Denote the \(p\)-variate predictors \(x_i\), \(i=1,…,n\) with corresponding responses \(y_i\). The predictors are assumed to follow the model \[ x_i = A s_i + b, \] where \(A\) is a non-singular \(p \times p\) matrix, \(b\) a \(p\)-vector and the random vector \(s\) can be decomposed into \((s_1^T,s_2^T)^T\) with \(E(s)=0\) and \(Cov(s)=I_p\) where \(s_1\) has dimension \(k\) and \(s_2\) dimension \(p-k\). It is then assumed that \(s_1\) is the signal part, the interesting components, which are relevant to model \(y\), whereas \(s_2\) is the noise part.

The working model assumption is then that \[ (y,s_1^T)^T \ is \ independent \ of \ s_2. \] Defining \(S_1=E((x-b)(x-b)^T)\) and \(S_2=E(E(x-b|y)E(x-b|y)^T)\) the sliced inverse regression (SIR) can be interpreted as finding the transformation matrix \(W\) such that \[ W S_1 W^T = I_p \ and \ W S_2 W^T = D, \] where \(D\) is a diagonal matrix with diagonal elements \(d_1 \geq d_2 \geq … \geq d_k > d_{k+1} = … = d_p = 0\).

In practice \(S_2\) is estimated by approximating \(E(x-b|y)\) by dividing \(y\) into \(h\) slices where in this package \(y\) is divided into \(h\) intervals containing an equal number of observations.

The practical problem is to decide then the value \(k\).

Asymptotic test a specific value of \(k\)

For an asymptotic test using the test statistic \[ T= n\sum_{i=k+1}^p d_i, \] the limiting distribution under the null is then \(T \sim \chi^2_{(p-k)(h-k-1)}\). Therefore for the hypothetical value \(k\) and the number of slices \(h\) is required that \(k \geq h-1\).

Bootstrapping test a specific value of \(k\)

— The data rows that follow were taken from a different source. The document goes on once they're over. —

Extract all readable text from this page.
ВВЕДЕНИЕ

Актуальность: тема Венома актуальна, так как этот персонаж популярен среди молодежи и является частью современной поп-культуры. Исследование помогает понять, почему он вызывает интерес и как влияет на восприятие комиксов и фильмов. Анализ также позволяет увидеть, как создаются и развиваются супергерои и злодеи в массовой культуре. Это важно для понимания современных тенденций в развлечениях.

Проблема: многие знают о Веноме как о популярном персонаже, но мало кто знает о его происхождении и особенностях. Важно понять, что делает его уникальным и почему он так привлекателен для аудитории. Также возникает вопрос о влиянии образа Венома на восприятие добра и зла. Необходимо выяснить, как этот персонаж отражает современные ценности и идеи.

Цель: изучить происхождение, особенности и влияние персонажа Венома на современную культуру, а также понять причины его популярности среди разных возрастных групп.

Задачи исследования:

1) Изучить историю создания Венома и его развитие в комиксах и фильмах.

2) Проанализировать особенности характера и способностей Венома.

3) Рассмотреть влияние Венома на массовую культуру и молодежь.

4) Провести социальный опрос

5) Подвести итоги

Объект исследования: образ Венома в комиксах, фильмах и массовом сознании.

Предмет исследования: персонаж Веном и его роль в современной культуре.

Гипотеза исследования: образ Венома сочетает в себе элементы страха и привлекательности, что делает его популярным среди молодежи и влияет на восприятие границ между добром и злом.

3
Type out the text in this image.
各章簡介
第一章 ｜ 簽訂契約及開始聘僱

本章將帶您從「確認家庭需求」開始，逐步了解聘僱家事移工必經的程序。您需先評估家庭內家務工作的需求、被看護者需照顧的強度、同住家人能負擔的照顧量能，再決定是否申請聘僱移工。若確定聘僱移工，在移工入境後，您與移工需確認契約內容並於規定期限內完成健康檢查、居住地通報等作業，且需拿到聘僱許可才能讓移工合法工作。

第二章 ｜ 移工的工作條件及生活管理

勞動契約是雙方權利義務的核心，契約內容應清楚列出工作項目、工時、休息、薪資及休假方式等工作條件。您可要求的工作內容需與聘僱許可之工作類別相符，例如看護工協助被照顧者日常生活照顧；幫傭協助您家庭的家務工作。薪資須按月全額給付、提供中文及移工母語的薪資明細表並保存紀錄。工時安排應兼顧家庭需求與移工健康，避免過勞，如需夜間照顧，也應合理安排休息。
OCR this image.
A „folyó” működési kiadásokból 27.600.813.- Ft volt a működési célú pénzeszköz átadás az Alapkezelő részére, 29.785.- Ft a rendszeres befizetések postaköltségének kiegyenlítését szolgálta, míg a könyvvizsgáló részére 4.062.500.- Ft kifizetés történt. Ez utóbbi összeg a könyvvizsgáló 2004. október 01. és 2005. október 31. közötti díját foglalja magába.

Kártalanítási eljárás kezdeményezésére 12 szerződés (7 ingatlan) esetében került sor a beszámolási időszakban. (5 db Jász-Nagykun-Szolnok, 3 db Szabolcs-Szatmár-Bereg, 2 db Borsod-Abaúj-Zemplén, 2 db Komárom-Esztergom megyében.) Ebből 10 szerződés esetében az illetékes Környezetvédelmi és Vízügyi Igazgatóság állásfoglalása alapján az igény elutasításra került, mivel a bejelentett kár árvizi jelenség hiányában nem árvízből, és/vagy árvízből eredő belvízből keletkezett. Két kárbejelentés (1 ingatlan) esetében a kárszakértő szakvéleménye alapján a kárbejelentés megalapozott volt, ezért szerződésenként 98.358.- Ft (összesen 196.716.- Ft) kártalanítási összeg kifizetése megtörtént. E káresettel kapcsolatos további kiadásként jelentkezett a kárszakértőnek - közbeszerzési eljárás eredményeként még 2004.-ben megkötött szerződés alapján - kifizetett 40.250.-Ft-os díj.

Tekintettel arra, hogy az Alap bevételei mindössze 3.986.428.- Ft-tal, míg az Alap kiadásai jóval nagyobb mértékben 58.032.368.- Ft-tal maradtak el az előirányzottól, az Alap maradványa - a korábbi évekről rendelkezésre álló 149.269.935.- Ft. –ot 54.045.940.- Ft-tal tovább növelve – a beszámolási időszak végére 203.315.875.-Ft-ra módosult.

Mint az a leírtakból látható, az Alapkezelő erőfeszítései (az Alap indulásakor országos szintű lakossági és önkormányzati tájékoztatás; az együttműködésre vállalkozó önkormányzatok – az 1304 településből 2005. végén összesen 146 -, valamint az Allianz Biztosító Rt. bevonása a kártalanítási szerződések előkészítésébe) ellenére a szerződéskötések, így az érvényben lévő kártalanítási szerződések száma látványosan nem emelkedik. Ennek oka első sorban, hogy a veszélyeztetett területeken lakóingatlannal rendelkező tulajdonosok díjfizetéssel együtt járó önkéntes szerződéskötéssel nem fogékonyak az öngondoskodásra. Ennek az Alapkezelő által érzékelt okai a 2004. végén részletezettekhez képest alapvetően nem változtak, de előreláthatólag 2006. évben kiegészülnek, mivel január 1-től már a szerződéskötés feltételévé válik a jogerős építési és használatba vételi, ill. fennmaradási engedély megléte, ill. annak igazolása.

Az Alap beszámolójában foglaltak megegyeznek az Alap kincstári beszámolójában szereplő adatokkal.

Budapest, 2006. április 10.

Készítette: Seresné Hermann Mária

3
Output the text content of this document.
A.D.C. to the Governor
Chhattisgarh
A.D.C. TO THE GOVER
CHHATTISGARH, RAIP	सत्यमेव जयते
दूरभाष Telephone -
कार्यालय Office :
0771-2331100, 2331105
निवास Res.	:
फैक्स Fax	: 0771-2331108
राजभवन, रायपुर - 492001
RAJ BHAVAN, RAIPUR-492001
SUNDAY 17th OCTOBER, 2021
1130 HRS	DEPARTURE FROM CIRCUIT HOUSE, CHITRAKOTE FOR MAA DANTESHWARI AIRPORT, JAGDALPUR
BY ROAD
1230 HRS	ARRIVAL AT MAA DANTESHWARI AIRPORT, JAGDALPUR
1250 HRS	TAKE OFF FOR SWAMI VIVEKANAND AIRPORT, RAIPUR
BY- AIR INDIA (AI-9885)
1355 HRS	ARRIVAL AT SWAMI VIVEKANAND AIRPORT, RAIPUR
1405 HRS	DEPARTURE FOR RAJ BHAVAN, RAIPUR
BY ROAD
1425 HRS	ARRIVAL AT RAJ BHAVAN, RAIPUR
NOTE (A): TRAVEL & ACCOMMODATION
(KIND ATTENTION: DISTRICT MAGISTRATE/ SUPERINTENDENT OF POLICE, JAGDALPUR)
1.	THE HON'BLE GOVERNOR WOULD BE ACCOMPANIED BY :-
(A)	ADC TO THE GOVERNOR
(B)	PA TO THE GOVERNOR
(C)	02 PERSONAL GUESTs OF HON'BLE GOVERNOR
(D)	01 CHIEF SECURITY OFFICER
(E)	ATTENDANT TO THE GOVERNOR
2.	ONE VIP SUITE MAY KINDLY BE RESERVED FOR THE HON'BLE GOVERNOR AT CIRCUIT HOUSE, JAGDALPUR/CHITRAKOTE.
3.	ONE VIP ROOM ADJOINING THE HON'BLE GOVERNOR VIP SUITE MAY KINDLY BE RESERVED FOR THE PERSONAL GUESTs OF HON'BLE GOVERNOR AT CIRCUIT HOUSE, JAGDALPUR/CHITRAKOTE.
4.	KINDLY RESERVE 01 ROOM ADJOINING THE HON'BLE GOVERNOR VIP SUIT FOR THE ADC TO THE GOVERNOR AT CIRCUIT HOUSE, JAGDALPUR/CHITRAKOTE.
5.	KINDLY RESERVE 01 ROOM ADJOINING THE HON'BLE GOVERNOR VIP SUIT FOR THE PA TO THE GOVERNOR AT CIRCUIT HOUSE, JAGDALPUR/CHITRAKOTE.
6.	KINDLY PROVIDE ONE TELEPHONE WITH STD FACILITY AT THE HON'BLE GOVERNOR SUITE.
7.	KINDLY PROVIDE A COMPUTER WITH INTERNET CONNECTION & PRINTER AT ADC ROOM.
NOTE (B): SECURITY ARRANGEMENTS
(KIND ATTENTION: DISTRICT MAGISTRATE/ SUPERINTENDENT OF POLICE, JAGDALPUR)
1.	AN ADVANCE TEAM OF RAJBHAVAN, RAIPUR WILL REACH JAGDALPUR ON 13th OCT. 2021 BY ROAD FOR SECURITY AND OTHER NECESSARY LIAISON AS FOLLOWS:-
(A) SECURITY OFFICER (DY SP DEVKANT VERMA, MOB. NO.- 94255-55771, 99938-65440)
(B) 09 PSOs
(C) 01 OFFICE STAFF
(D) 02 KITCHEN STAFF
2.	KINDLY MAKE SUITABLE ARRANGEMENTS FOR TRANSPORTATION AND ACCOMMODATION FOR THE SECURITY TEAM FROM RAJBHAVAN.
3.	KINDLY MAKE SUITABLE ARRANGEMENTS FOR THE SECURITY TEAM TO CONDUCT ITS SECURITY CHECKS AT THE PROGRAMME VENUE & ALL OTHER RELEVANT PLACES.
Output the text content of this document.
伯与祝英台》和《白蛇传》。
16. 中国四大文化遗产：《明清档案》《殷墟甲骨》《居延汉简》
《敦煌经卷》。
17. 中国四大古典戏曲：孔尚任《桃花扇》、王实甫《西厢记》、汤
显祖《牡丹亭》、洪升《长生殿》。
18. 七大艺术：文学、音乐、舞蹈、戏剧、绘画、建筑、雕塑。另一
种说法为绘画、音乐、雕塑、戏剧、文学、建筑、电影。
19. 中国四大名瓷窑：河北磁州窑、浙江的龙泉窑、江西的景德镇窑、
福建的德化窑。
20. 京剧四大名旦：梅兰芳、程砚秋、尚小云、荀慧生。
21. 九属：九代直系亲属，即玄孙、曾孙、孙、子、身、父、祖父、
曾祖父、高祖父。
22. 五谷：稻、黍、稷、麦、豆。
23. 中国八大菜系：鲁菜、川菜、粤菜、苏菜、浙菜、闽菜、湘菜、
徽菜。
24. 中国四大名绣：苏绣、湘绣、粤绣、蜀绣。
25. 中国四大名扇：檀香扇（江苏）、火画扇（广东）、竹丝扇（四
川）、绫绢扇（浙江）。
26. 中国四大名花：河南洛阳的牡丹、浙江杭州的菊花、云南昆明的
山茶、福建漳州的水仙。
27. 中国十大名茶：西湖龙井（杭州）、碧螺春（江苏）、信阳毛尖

Bootstrap tests can be constructed as follows

  1. Compute \(\hat s_i = \hat W(x_i - \bar x_i)\), and decompose into \(\hat s_{i,1}\) and \(\hat s_{i,2}\).
  2. Sample a bootstrap sample \((y_i^*, \hat s_{i,1}^*)\) of size \(n\) from \((y_i, \hat s_{i,1})\).
  3. Sample a bootstrap sample \(\hat s_{i,2}^*\) of size \(n\) from \(\hat s_{i,2}\).
  4. Compute \(x_i^* = \hat W^{-1} ((\hat s_{i,1}^*)^T,(\hat s_{i,2}^*)^T)^T\).
  5. Recompute the test statistic \(T^*\) based on the bootstrap data \(x_i^*\), \(i=,1,…,n\).
  6. Repeat the steps above \(m\) times to obtain bootstrap test statistics \(T^*_1,…,T^*_m\).

The p-value is then \[ \frac{\#(T_i^* \geq T)+1}{m+1}. \]


Some simulated data with true \(k=2\):

n <- 200
p <- 10
X <- matrix(rnorm(p*n), ncol = p)
eps <- rnorm(n, sd=0.25)
y <- X[, 1]/ (0.5+(X[, 2]+1.5)^2)

plot of chunk unnamed-chunk-1

First performing the asymptotic test

SIRasympk2 <- SIRasymp(X,y,2)
##  SIR test for subspace dimension
## data:  X
## T = 65.121, df = 56, p-value = 0.1891
## alternative hypothesis: the last 8 eigenvalues are not zero

plot of chunk unnamed-chunk-2

Then the bootstrap test

SIRbootk2 <- SIRboot(X,y,2)
##  SIR bootstrapping test for subspace dimension
## data:  X
## T = 0.32561, replications = 200, p-value = 0.2388
## alternative hypothesis: the last 8 eigenvalues are not zero

Looking at the first two components and their relationship with the response

pairs(cbind(y, components(SIRbootk2, which="k")))

plot of chunk unnamed-chunk-4